Tan Xiaofeng
X Scientific, 1 Bramble Way, Acton, MA, 01720, USA.
J Cheminform. 2025 Jul 12;17(1):103. doi: 10.1186/s13321-025-01016-1.
For over half a century, computer-aided structural elucidation systems (CASE) for organic compounds have relied on complex expert systems with explicitly programmed algorithms. These systems are often computationally inefficient for complex compounds due to the vast chemical structural space that must be explored and filtered.

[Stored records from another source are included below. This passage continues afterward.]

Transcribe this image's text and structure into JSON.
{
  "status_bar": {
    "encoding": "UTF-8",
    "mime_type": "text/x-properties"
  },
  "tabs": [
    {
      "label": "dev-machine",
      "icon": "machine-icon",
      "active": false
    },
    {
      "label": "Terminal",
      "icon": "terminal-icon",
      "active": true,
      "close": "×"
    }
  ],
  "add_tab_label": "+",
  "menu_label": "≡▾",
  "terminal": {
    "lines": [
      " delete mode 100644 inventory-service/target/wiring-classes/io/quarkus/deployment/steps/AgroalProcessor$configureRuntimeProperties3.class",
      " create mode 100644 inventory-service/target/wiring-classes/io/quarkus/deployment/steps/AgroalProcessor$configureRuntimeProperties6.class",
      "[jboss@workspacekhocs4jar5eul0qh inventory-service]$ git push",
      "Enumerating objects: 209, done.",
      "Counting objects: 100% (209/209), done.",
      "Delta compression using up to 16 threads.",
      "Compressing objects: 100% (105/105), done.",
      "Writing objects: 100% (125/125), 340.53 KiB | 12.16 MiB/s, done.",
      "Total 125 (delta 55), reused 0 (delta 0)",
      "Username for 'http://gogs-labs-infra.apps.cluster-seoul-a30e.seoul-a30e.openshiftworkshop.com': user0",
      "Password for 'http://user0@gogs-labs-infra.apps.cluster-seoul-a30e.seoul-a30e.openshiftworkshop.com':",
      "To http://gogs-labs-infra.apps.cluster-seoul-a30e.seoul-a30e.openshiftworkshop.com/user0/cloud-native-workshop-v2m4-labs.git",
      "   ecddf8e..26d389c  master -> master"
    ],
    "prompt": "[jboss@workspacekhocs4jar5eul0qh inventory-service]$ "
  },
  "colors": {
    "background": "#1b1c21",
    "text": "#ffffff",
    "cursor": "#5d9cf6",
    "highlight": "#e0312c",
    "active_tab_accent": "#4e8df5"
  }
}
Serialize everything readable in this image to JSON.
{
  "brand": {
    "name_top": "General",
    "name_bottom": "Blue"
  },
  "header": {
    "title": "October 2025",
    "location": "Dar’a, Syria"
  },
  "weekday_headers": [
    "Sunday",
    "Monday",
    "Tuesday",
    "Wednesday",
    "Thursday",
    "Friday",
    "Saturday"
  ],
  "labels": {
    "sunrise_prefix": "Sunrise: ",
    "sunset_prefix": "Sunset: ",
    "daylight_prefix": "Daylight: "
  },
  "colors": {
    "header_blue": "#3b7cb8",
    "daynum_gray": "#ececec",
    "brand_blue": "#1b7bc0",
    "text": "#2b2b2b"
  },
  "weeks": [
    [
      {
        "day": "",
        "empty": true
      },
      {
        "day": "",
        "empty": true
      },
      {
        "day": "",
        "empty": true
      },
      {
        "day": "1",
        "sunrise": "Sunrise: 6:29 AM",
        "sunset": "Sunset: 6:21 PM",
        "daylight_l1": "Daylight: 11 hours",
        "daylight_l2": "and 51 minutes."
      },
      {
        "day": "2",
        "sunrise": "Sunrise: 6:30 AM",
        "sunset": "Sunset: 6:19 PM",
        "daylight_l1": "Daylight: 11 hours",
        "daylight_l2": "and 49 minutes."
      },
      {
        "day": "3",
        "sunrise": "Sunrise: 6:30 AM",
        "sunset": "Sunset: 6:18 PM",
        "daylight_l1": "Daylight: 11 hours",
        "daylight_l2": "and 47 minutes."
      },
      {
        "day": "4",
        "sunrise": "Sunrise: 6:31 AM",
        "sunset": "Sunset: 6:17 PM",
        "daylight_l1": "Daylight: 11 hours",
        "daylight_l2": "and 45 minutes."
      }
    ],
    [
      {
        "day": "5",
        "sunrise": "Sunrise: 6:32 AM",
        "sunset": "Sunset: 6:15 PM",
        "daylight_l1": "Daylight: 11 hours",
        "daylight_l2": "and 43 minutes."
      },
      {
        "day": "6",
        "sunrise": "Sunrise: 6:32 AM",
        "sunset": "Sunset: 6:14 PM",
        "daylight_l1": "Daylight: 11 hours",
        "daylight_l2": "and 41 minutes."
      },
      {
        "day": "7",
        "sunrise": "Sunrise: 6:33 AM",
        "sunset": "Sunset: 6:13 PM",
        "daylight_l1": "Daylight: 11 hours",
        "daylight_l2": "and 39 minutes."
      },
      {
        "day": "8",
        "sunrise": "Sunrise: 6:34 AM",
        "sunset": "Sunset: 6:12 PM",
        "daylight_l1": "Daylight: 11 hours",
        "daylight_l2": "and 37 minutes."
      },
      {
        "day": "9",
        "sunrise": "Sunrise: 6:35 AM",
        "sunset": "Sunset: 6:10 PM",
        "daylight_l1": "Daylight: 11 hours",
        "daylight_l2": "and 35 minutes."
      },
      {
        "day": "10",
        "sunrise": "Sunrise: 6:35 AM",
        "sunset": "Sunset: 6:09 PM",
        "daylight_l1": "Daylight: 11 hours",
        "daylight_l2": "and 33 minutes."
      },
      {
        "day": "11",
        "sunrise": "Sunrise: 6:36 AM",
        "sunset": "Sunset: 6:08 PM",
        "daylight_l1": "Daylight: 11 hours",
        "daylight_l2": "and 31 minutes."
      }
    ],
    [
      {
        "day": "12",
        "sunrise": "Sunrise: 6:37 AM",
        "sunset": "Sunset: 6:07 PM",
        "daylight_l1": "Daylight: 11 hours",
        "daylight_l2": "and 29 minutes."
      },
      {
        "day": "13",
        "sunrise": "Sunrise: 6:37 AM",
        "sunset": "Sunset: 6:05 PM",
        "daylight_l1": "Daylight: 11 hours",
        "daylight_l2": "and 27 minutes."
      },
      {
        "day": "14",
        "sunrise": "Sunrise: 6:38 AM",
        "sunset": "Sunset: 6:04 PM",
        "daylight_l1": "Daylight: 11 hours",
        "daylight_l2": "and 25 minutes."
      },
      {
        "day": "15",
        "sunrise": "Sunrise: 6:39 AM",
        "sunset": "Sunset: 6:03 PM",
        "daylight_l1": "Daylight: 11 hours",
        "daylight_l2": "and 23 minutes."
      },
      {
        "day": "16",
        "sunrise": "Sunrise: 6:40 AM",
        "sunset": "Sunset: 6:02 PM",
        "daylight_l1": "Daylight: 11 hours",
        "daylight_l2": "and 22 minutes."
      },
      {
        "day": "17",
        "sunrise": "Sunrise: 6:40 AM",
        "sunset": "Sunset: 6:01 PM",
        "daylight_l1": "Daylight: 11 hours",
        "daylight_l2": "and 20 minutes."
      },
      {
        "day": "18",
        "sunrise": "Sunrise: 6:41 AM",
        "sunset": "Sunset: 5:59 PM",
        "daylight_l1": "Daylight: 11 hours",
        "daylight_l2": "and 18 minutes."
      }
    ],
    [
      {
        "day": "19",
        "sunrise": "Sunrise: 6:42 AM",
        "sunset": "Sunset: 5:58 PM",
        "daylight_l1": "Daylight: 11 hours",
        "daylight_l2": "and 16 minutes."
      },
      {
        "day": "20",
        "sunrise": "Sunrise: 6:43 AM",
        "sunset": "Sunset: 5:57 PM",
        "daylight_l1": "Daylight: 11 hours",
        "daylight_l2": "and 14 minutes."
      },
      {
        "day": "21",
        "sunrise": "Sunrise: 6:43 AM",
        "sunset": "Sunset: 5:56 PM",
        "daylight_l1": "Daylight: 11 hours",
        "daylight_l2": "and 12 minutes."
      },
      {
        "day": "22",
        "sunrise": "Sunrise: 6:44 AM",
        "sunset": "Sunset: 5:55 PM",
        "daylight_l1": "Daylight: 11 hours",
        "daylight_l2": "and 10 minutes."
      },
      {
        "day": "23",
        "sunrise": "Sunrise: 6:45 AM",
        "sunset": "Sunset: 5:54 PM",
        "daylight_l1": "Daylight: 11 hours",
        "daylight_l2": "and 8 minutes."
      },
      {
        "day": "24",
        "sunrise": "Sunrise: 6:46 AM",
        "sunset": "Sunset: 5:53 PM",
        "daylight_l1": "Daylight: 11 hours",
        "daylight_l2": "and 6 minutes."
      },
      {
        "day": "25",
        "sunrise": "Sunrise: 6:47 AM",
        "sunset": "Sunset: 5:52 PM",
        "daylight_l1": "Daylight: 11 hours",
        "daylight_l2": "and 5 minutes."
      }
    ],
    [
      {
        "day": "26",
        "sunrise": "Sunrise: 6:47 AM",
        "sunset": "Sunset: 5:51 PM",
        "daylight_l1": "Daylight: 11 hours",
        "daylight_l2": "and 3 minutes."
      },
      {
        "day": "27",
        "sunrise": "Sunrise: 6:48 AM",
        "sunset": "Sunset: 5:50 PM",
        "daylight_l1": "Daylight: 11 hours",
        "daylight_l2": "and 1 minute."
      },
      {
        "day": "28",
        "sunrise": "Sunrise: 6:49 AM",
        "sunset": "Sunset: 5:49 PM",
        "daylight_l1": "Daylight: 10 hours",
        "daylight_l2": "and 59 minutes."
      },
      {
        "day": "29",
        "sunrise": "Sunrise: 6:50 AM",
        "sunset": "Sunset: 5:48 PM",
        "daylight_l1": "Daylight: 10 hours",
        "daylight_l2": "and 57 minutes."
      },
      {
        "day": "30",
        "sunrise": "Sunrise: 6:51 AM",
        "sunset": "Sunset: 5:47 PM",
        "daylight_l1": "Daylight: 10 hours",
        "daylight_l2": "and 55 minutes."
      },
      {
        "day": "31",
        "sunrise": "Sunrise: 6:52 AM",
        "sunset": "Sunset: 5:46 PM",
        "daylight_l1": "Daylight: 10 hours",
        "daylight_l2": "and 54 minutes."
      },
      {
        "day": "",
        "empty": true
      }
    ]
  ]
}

In this study, we present a proof-of-concept transformer based generative chemical language artificial intelligence (AI) model, an innovative end-to-end architecture designed to replace the logic and workflow of the classic CASE framework for ultra-fast and accurate spectroscopic-based structural elucidation. Our model employs an encoder-decoder architecture and self-attention mechanisms, similar to those in large language models, to directly generate the most probable chemical structures that match the input spectroscopic data. Trained on ~ 102 k IR, UV, and H NMR spectra, it performs structural elucidation of molecules with up to 29 atoms in just a few seconds on a modern CPU, achieving a top-15 accuracy of 83%. This approach demonstrates the potential of transformer based generative AI to accelerate traditional scientific problem-solving processes. The model's ability to iterate quickly based on new data highlights its potential for rapid advancements in structural elucidation.
半个多世纪以来,用于有机化合物的计算机辅助结构解析系统(CASE)一直依赖于具有明确编程算法的复杂专家系统。由于必须探索和筛选巨大的化学结构空间,这些系统对于复杂化合物的计算效率往往较低。在本研究中,我们展示了一种基于生成式化学语言人工智能(AI)的概念验证变压器模型,这是一种创新的端到端架构,旨在取代经典CASE框架的逻辑和工作流程,以实现基于光谱的超快且准确的结构解析。我们的模型采用了编码器 - 解码器架构和自注意力机制,类似于大型语言模型中的机制,直接生成与输入光谱数据匹配的最可能的化学结构。在约10.2万个红外、紫外和氢核磁共振光谱上进行训练后,它在现代CPU上只需几秒钟就能对多达29个原子的分子进行结构解析,实现了83%的前15准确率。这种方法展示了基于变压器的生成式人工智能在加速传统科学问题解决过程方面的潜力。该模型基于新数据快速迭代的能力突出了其在结构解析方面快速进步的潜力。